Aussitôt, les policiers exigèrent l'évacuation de l'église. Priés d'exhiber leurs mandats, ils ne le purent, se référant qui aux ordres de la « Cour », qui à ceux du « curé », qui à ceux des marguilliers. On nous accusa même de « troubler la paix publique » ! En vérité, nous étions en prière. Ceux qui troublèrent la paix ce soir-là, ce furent ceux-là mêmes qui envahirent le sanctuaire pour participer à la profanation de la Sainte Hostie.


Tous les fidèles se dirent prêts à se laisser arrêter et conduire au poste de police. Après consultation avec l'inspecteur Cholette, les agents se retirèrent sagement et nous pûmes continuer à prier devant un ostensoir vide ! À minuit, après le départ des derniers fidèles, les marguilliers barrèrent les portes de l'église et l'abbé Bircher quitta le presbytère. Depuis, par ordre de la Fabrique, des affiches placardées sur les portes annoncent le lock-out de l'église au mépris des lois ecclésiastiques. [...]

III – LES RÉFLEXIONS DE PAIX LITURGIQUE

1) Le Canada, aujourd’hui ravagé par la sécularisation, a été une terre de chrétienté jusqu’à la fin des années soixante, au moment où une partie de son clergé a révolutionné l’enseignement catholique, la catéchèse, la vie religieuse, et par-dessus tout la liturgie et les lieux de culte. Ce saccage en règle, organisé ou encouragé par des évêques et des prêtres, n'est pas l'apanage du Canada. Nombreux sont les exemples en France où l'autorité s'est conduite, ou se conduit encore aujourd'hui, de la même manière autoritaire et brutale.


2) La convocation de l'abbé Normandin et de ses vicaires par l'archevêque de Montréal est l’une des innombrables « convocations » épiscopales de curés traditionnels. On n’en finirait pas d’énumérer ces tentatives de remises au pas, entre autres celle hier de Mgr Ducaud-Bourget par le cardinal Marty (Paris), ou dans un passé plus récent celle de l'abbé Michel par Mgr Nourrichard (Evreux).

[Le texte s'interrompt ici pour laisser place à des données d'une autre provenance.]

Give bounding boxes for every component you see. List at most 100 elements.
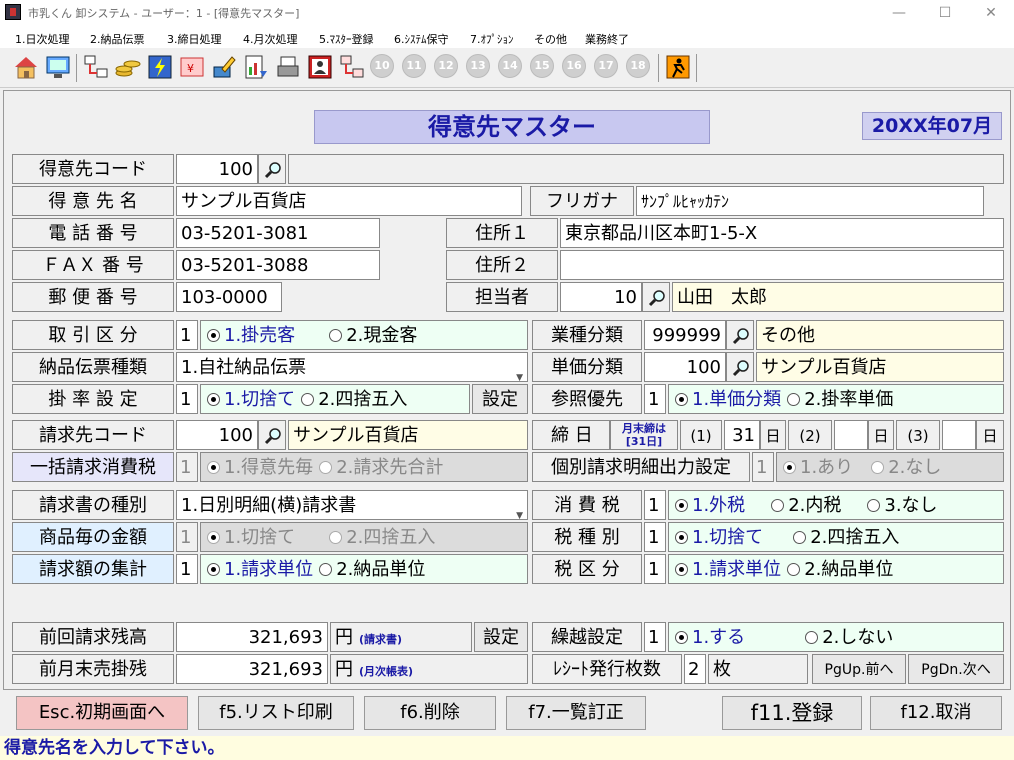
f5-print-button[interactable]: f5.リスト印刷 [198,696,354,730]
toolbar-button-10[interactable]: 10 [370,54,394,78]
toolbar-button-16[interactable]: 16 [562,54,586,78]
menu-monthly[interactable]: 4.月次処理 [243,31,298,47]
taxdiv-opt1-radio[interactable] [675,563,688,576]
ref-opt2-radio[interactable] [787,393,801,406]
taxkind-opt2-radio[interactable] [793,531,807,544]
invoice-type-select[interactable]: 1.日別明細(横)請求書 ▼ [176,490,528,520]
trade-opt1-radio[interactable] [207,329,220,342]
menu-options[interactable]: 7.ｵﾌﾟｼｮﾝ [470,31,514,47]
goods-label: 商品毎の金額 [12,522,174,552]
bulk-tax-radio-group: 1.得意先毎 2.請求先合計 [200,452,528,482]
tax-opt1-radio[interactable] [675,499,688,512]
network-icon[interactable] [82,53,110,81]
menu-delivery-slip[interactable]: 2.納品伝票 [90,31,145,47]
person-card-icon[interactable] [306,53,334,81]
minimize-icon[interactable]: — [876,0,922,26]
pen-icon[interactable] [210,53,238,81]
close-day1-input[interactable]: 31 [724,420,760,450]
f11-save-button[interactable]: f11.登録 [722,696,862,730]
kana-input[interactable]: ｻﾝﾌﾟﾙﾋｬｯｶﾃﾝ [636,186,984,216]
search-icon[interactable] [258,154,286,184]
monitor-icon[interactable] [44,53,72,81]
blank-bar [288,154,1004,184]
ref-opt1-radio[interactable] [675,393,688,406]
pgup-button[interactable]: PgUp.前へ [812,654,906,684]
taxdiv-opt2-radio[interactable] [787,563,801,576]
fax-input[interactable]: 03-5201-3088 [176,250,380,280]
sum-radio-group: 1.請求単位 2.納品単位 [200,554,528,584]
carry-opt2-radio[interactable] [805,631,819,644]
toolbar-button-15[interactable]: 15 [530,54,554,78]
coins-icon[interactable] [114,53,142,81]
industry-search-icon[interactable] [726,320,754,350]
tax-opt2-radio[interactable] [771,499,785,512]
f7-list-edit-button[interactable]: f7.一覧訂正 [506,696,646,730]
taxkind-input[interactable]: 1 [644,522,666,552]
exit-runner-icon[interactable] [664,53,692,81]
prev-balance-input[interactable]: 321,693 [176,622,328,652]
menu-daily[interactable]: 1.日次処理 [15,31,70,47]
receipt-input[interactable]: 2 [684,654,706,684]
report-icon[interactable] [242,53,270,81]
rate-opt2-radio[interactable] [301,393,315,406]
zip-input[interactable]: 103-0000 [176,282,282,312]
taxdiv-input[interactable]: 1 [644,554,666,584]
prev-setting-button[interactable]: 設定 [474,622,528,652]
slip-type-select[interactable]: 1.自社納品伝票 ▼ [176,352,528,382]
month-balance-input[interactable]: 321,693 [176,654,328,684]
menu-maintenance[interactable]: 6.ｼｽﾃﾑ保守 [394,31,449,47]
toolbar-button-18[interactable]: 18 [626,54,650,78]
address2-input[interactable] [560,250,1004,280]
bill-search-icon[interactable] [258,420,286,450]
ledger-icon[interactable]: ¥ [178,53,206,81]
lightning-icon[interactable] [146,53,174,81]
f6-delete-button[interactable]: f6.削除 [364,696,496,730]
rate-code-input[interactable]: 1 [176,384,198,414]
toolbar-button-12[interactable]: 12 [434,54,458,78]
ref-label: 参照優先 [532,384,642,414]
carry-opt1-radio[interactable] [675,631,688,644]
transfer-icon[interactable] [338,53,366,81]
print-icon[interactable] [274,53,302,81]
toolbar-button-17[interactable]: 17 [594,54,618,78]
customer-name-input[interactable]: サンプル百貨店 [176,186,522,216]
staff-search-icon[interactable] [642,282,670,312]
menu-other[interactable]: その他 [534,31,567,47]
ref-code-input[interactable]: 1 [644,384,666,414]
tax-input[interactable]: 1 [644,490,666,520]
price-label: 単価分類 [532,352,642,382]
toolbar-button-13[interactable]: 13 [466,54,490,78]
sum-input[interactable]: 1 [176,554,198,584]
toolbar-button-14[interactable]: 14 [498,54,522,78]
maximize-icon[interactable]: ☐ [922,0,968,26]
sum-opt2-radio[interactable] [319,563,333,576]
industry-code-input[interactable]: 999999 [644,320,726,350]
tax-opt3-radio[interactable] [867,499,881,512]
f12-cancel-button[interactable]: f12.取消 [870,696,1002,730]
trade-code-input[interactable]: 1 [176,320,198,350]
menu-master[interactable]: 5.ﾏｽﾀｰ登録 [319,31,374,47]
close-day3-input[interactable] [942,420,976,450]
price-code-input[interactable]: 100 [644,352,726,382]
close-day2-input[interactable] [834,420,868,450]
sum-opt1-radio[interactable] [207,563,220,576]
bill-code-input[interactable]: 100 [176,420,258,450]
home-icon[interactable] [12,53,40,81]
trade-opt2-radio[interactable] [329,329,343,342]
staff-code-input[interactable]: 10 [560,282,642,312]
tel-input[interactable]: 03-5201-3081 [176,218,380,248]
price-search-icon[interactable] [726,352,754,382]
rate-opt1-radio[interactable] [207,393,220,406]
rate-setting-button[interactable]: 設定 [472,384,528,414]
menu-closing[interactable]: 3.締日処理 [167,31,222,47]
toolbar-button-11[interactable]: 11 [402,54,426,78]
taxkind-opt1-radio[interactable] [675,531,688,544]
address1-input[interactable]: 東京都品川区本町1-5-X [560,218,1004,248]
tax-radio-group: 1.外税 2.内税 3.なし [668,490,1004,520]
customer-code-input[interactable]: 100 [176,154,258,184]
carry-input[interactable]: 1 [644,622,666,652]
close-icon[interactable]: ✕ [968,0,1014,26]
pgdn-button[interactable]: PgDn.次へ [908,654,1004,684]
menu-exit[interactable]: 業務終了 [585,31,629,47]
esc-button[interactable]: Esc.初期画面へ [16,696,188,730]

A la différence du cardinal Marty et de tant d’autres, il faut noter que Mgr Grégoire, qui deviendra cardinal en 1988, dix ans après avoir chassé l'abbé Normandin de son diocèse, le rappellera pour lui confier la Communauté latine catholique Saint-Paul.


3) Huissiers, policiers, "lock-out"... La prise de possession par le nouveau curé de Sainte-Yvette ressemble à tout sauf à un acte pastoral. Le témoin parle de profanation – et c'est hélas le mot qui vient à l'esprit le plus facilement – à la pensée des innombrables abus liturgiques commis non seulement hier mais encore aujourd'hui, dans l'Église. On pense ici à des événements tels ceux de Port-Marly où les forces de l'ordre, avec la complicité de l'évêché de Versailles, allèrent jusqu'à interrompre la célébration d'une messe, arrachant littéralement de l'autel le prêtre qui y officiait.


4) Nous ignorons ce qu'est devenu l'abbé Bircher depuis ce jour peu glorieux pour lui mais, quarante années plus tard, nous savons ce qu'il est advenu de Sainte-Yvette : non seulement la paroisse a été démantelée en 2001 mais l'église elle-même n'est plus un lieu de culte catholique ; depuis 2003, ses murs abritent en effet les activités d'une communauté protestante haïtienne.


A leurs fruits...


[1] Malheureusement, ces deux éditions sont quasiment introuvables aujourd'hui.